St. Peters said the Sedgwick ordinance grew out of a controversy over poultry, and a request from small farms slaughtering fewer than 1,000 birds to do so without having to use an indoor processing facility. There was a lot of back and forth debate but, in the end, the small poultry processors’ bid was denied.

 

“We felt like we, as farmers and farm patrons, presented a really good case to the state and they said we can’t help you because our state funding is at stake,” said St. Peters, referring to the state’s fear that it could lose federal funding for its meat inspection program if small producers were exempt from inspection.

“So we discussed other avenues,” St. Peters continued, “and some of us were familiar with different local ordinances, some that had passed in Maine regarding GMOs, others that had passed elsewhere regarding corporate personhood.  We felt that dealing with this on a town level was the way to go.”   

New England’s strong populist tradition is evident in ordinances banning GMO crops in certain areas. 

“I think there is a fair amount of authority in a New England town meeting process,” said Commissioner Whitcomb.  “State to state, it’s a little different.  It’s a citizen’s gathering and they have the absolute legislative authority on matters of finance, but they’re also kind of a populist event.

 “And sending a letter from the state telling a town they can and cannot do something inspires, probably, the opposite reaction.”

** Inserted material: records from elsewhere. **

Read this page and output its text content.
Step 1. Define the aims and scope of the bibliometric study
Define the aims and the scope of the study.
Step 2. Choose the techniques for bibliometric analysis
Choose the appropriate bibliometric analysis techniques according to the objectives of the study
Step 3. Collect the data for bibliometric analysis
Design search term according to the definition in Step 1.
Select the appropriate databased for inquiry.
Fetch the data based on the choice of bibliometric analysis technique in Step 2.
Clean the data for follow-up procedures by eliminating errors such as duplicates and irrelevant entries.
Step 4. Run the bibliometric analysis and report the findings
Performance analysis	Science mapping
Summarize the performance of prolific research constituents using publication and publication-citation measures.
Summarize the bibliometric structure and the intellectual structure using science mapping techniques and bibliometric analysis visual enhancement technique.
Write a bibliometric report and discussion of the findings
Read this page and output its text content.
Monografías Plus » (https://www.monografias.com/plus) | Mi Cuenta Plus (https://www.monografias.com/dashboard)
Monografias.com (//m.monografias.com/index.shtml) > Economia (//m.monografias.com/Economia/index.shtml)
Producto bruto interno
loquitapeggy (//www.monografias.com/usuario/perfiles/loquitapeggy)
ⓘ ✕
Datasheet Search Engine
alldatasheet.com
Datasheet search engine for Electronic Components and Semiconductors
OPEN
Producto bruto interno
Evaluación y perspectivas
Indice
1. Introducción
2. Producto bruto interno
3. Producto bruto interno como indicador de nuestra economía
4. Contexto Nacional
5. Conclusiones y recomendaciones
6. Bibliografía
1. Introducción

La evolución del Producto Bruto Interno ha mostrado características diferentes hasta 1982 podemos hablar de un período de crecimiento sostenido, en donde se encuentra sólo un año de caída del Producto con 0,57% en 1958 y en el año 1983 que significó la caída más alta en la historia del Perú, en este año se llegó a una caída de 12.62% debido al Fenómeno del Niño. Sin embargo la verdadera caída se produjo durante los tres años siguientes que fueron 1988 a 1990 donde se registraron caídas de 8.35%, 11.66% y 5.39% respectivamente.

When a federal animal identification program, to track livestock in the event of an animal disease outbreak, was being discussed in Hancock County, a state representative got a pie of manure in his face. 

Whitcomb said the state Attorney General’s office is investigating the issue of local food regulation, and is drafting a formal legal response to the town.  Among the concerns to be raised are whether food produced in Sedgwick could be sold out of town or whether the town would have to notify consumers or face liability if food safety problems occurred.

“We haven’t found anything in the statute that says that the town can supersede the state on food safety,” Whitcomb said.